Independente de pandemia, pacientes com doenças crônicas devem continuar tratamentos, alerta médicos

Com evasão de pacientes com tratamentos continuados dos hospitais, mortes em casa e sem socorro aumentam

Estudo realizado pelo Angioplasty.org mostrou redução na procura por atendimento emergencial de pacientes cardíacos em 50% em Nova York, durante a pandemia de coronavírus. Ao mesmo tempo, houve um aumento de 800% no número de pessoas que morreram em casa em decorrência de um ataque cardíaco na localidade.

Por isso, médicos chamam atenção para que pessoas com problemas crônicos não deixem de procurar atendimento em razão da Covid-19, quando se tratar de uma emergência. Tratamentos continuados também não devem ser interrompidos. Profissionais de saúde relatam evasão de 70% desses pacientes dos hospitais durante a pandemia.

De acordo com Leonardo Rocha-Carneiro Garcia-Zapata, neurocirugião, o Acidente Vascular Cerebral (AVC) é a segunda maior causa de morte no mundo, atrás apenas de doenças isquêmicas do coração (Infarto Agudo do Miocárdio). Ele explica que as duas são muito graves e precisam de atenção imediata.

Por esse motivo, pacientes cardíacos, além de portadores de diabetes, câncer e outras patologias graves e de tratamento continuado não podem, em hipótese alguma, deixarem as consultas para depois.
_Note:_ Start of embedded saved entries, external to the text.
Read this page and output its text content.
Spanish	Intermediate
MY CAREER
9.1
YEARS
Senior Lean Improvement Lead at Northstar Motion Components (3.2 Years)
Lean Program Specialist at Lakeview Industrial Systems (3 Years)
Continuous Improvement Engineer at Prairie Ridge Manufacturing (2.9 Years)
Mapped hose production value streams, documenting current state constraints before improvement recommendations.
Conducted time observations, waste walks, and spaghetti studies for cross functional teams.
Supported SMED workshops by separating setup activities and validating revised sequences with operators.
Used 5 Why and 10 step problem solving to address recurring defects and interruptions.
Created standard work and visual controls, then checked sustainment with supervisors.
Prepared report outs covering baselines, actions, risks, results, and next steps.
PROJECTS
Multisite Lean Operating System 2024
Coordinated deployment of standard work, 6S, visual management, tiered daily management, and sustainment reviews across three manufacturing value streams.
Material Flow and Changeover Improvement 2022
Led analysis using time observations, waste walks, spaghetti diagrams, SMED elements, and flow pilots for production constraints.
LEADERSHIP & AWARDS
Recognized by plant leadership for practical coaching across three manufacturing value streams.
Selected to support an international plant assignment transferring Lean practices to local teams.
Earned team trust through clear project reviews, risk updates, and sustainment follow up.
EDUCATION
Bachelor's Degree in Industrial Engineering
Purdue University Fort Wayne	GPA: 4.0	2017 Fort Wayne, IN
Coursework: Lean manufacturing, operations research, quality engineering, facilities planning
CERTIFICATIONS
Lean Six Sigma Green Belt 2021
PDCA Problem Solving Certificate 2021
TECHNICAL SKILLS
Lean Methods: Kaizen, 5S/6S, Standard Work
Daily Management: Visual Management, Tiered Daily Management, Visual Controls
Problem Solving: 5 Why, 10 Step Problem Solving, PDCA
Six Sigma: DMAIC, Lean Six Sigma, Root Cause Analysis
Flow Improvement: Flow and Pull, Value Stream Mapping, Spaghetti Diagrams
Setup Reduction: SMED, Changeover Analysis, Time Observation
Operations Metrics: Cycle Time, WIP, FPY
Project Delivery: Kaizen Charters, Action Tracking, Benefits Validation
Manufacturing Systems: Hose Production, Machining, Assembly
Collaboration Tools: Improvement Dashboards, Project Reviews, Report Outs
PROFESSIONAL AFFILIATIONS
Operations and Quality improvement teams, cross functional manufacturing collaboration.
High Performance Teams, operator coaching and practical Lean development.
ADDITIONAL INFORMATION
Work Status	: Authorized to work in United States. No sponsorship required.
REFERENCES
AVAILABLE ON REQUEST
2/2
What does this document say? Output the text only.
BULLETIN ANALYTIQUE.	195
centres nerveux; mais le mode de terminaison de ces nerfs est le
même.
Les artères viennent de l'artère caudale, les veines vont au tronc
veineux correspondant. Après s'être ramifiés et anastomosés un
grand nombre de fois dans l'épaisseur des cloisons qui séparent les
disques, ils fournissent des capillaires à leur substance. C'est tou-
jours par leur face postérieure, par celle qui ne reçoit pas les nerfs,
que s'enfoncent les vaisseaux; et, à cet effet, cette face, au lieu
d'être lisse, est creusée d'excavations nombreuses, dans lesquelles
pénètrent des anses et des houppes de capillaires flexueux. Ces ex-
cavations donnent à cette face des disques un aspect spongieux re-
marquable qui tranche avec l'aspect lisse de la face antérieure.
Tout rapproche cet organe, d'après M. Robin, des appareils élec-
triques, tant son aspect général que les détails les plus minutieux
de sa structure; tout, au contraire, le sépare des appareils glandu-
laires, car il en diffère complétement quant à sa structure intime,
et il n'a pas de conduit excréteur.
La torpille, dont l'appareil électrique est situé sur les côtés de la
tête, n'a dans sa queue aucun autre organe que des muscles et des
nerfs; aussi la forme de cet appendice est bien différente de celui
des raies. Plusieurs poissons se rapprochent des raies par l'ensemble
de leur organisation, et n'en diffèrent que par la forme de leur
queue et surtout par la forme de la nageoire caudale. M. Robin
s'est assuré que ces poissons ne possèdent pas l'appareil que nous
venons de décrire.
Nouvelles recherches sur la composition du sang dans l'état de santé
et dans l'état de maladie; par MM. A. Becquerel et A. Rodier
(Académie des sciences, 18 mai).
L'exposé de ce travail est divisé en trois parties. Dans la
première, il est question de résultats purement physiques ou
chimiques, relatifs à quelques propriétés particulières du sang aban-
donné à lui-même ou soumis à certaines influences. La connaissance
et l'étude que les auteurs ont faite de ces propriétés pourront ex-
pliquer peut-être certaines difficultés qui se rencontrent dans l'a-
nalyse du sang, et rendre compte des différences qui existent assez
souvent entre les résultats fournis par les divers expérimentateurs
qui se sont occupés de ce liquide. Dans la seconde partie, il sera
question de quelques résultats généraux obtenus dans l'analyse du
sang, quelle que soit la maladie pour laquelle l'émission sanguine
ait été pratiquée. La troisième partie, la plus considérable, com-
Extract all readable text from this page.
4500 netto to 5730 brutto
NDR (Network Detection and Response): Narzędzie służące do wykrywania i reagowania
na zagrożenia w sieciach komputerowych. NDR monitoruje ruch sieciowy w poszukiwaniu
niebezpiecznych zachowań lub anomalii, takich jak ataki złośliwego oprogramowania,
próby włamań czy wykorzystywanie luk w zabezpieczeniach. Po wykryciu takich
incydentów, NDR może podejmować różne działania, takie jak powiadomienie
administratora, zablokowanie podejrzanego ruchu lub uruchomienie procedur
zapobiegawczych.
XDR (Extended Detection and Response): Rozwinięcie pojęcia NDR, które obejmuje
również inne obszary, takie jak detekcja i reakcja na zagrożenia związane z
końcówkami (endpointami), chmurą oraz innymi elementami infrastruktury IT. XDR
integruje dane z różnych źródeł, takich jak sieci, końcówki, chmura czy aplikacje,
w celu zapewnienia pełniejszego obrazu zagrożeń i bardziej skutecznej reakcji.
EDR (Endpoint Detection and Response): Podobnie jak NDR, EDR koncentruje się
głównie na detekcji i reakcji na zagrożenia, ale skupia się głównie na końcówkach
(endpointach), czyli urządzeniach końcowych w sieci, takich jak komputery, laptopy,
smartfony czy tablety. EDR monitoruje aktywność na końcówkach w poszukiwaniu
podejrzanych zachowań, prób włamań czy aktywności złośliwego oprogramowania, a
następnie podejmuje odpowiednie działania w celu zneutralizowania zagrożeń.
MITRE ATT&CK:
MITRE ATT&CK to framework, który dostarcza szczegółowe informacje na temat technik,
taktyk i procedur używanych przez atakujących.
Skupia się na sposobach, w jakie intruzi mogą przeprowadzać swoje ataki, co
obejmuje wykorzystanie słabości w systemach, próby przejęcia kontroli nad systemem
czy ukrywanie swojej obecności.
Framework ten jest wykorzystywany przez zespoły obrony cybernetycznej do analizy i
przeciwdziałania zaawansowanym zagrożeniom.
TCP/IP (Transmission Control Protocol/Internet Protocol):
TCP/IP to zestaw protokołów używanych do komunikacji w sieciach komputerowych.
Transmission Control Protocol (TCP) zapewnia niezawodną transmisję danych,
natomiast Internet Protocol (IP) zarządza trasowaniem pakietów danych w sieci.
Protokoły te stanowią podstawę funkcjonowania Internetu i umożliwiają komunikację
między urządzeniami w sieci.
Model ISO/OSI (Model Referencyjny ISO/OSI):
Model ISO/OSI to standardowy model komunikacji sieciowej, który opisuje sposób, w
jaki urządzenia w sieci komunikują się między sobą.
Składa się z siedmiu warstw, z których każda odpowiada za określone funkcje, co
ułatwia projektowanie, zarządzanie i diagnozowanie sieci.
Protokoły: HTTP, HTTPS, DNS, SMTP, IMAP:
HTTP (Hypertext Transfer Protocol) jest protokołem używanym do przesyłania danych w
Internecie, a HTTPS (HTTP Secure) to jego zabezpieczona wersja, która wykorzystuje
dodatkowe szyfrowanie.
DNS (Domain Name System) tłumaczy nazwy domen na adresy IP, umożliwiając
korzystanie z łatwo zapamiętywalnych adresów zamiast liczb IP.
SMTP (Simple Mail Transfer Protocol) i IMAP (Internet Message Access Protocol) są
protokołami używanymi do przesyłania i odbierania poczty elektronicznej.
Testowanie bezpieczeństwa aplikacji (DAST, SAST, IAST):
Além dos riscos da própria doença, o paciente deve manter o acompanhamento médico, inclusive, por estar no grupo de risco da Covid-19.


O Ministério da Saúde informou no início de abril que 8 em cada 10 mortes pela infecção provocada pela SARS-COV-2 tinham fator de risco associada. Cardiopatas representam 57% dos óbitos, portadores de diabetes 40%, quadros de pneumonia 16%, e doenças neurológicas 10,5%.